It seems there is no end to new cases of market manipulation, as the latest scandal involving banks possibly rigging the $1.5 trillion government-sponsored bond market breaks in
Regulators have been relentless in cracking down on financial services firms involved in insider trading and market manipulation, and financial services firms are going to great lengths to comply with new regulations. Yet, the scandals continue.
Therefore, this year we will begin to see wider usage of predictive analytics in capital markets in order to really crack down on any kind of aberrant activity before it happens.
Increasingly, regulators and financial services firms will monitor trades and traders to spot unusual behavior and anomalous trades, using streaming analytics with predictive analytics models on top. This way they will be able to predict with a good deal
of certainty when something bad might happen; insider trading, market manipulation, even money laundering can be halted before markets are affected.

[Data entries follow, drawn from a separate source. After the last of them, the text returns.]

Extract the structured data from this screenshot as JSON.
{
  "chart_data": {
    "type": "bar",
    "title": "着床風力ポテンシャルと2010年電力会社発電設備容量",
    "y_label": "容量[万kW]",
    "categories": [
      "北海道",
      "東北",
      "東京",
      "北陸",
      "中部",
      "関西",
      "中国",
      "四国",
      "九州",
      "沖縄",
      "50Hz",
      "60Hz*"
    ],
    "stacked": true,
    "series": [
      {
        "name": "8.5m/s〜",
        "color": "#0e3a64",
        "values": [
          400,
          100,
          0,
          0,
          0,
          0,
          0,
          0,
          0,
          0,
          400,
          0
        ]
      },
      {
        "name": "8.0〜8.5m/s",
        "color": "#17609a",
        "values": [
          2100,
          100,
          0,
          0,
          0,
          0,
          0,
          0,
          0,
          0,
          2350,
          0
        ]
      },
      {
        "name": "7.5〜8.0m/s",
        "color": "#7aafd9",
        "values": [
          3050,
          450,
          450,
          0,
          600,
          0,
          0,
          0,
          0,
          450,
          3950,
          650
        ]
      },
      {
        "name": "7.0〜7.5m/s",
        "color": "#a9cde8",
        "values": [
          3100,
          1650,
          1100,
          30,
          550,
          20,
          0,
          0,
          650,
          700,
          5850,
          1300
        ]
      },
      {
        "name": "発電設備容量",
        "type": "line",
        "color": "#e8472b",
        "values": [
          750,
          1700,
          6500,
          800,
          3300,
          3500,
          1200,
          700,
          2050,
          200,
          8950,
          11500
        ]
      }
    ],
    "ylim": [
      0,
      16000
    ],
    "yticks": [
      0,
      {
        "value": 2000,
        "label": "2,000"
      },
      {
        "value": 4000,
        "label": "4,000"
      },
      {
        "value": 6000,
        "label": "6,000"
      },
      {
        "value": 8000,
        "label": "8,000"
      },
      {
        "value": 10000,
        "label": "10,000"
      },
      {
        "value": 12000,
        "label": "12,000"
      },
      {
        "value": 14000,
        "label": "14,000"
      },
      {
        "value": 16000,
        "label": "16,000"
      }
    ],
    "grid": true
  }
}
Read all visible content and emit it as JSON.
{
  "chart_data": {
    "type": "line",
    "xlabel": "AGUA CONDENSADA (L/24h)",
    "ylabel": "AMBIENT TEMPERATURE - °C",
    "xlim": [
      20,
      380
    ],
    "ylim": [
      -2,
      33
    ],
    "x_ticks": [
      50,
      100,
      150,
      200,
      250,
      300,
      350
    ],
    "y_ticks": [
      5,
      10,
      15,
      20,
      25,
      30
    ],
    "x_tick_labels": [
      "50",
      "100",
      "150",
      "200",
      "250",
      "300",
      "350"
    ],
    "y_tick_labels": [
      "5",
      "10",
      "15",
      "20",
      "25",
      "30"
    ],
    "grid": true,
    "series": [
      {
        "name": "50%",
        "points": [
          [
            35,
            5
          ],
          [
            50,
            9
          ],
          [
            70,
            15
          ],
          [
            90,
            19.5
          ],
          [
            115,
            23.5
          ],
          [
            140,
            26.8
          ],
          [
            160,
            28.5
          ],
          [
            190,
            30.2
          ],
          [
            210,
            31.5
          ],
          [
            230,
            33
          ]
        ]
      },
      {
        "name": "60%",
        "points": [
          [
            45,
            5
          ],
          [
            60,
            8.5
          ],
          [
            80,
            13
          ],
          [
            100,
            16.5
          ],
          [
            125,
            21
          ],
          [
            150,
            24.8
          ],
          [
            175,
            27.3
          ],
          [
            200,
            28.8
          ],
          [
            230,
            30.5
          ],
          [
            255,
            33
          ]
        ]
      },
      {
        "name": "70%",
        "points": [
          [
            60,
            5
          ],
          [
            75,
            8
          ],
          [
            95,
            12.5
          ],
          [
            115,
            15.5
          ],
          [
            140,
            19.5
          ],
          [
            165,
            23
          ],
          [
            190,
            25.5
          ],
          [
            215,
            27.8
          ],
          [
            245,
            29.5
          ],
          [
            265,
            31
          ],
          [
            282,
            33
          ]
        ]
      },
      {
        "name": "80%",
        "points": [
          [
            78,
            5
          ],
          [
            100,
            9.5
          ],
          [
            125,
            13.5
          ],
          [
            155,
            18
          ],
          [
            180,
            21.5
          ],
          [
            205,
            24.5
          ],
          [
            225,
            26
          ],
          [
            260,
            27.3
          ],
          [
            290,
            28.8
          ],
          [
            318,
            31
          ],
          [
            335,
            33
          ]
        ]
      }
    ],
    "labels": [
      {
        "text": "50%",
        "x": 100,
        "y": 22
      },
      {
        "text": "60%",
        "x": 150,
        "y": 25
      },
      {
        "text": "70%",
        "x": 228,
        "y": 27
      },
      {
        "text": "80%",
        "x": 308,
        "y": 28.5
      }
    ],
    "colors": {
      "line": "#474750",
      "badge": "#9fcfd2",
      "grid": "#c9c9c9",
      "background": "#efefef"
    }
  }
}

Converging siloed systems such as anti-money laundering, operational risk and trader profiling into a single monitoring system enables a more correlated view of potential threats. Adding real-time information to historical data gives firms the ability to
perform “continuous analytics,” allowing the extrapolation of what has happened so far to predict that something might be about to happen—and prevent it.
Including data from social media, email and chat rooms helps alert management to anomalous behaviour, such as traders working longer hours than usual or deals with unusual counterparties.
Surveillance across asset classes goes a long way to preventing rogue algorithms from running amok in more than one market. Cross-region monitoring assists compliance managers in assuring adherence to different regulatory environments.
Monitoring for “unknown unknowns,” by benchmarking behavior that is “normal” over time and spotting behavior that deviates from the norm, helps prevent fraudulent behavior.
Turning a new unknown behavior into a known behavior means adding new rules to the system, giving capital markets firms the power to evolve dynamically as regulations change.
Using predictive analytics, firms can detect unwanted behaviors as they happen, even in micro milliseconds as with HFT, such as system errors, insider trading, front-running, wash trading or quote stuffing.
They can then act on them, thus preventing trade-related meltdowns such as the
London Whale, whose shenanigans cost JP Morgan $6 billion, or
Knight Capital, where a rogue algorithm cost it nearly half a billion dollars. Or spotting a cartel manipulating bond prices.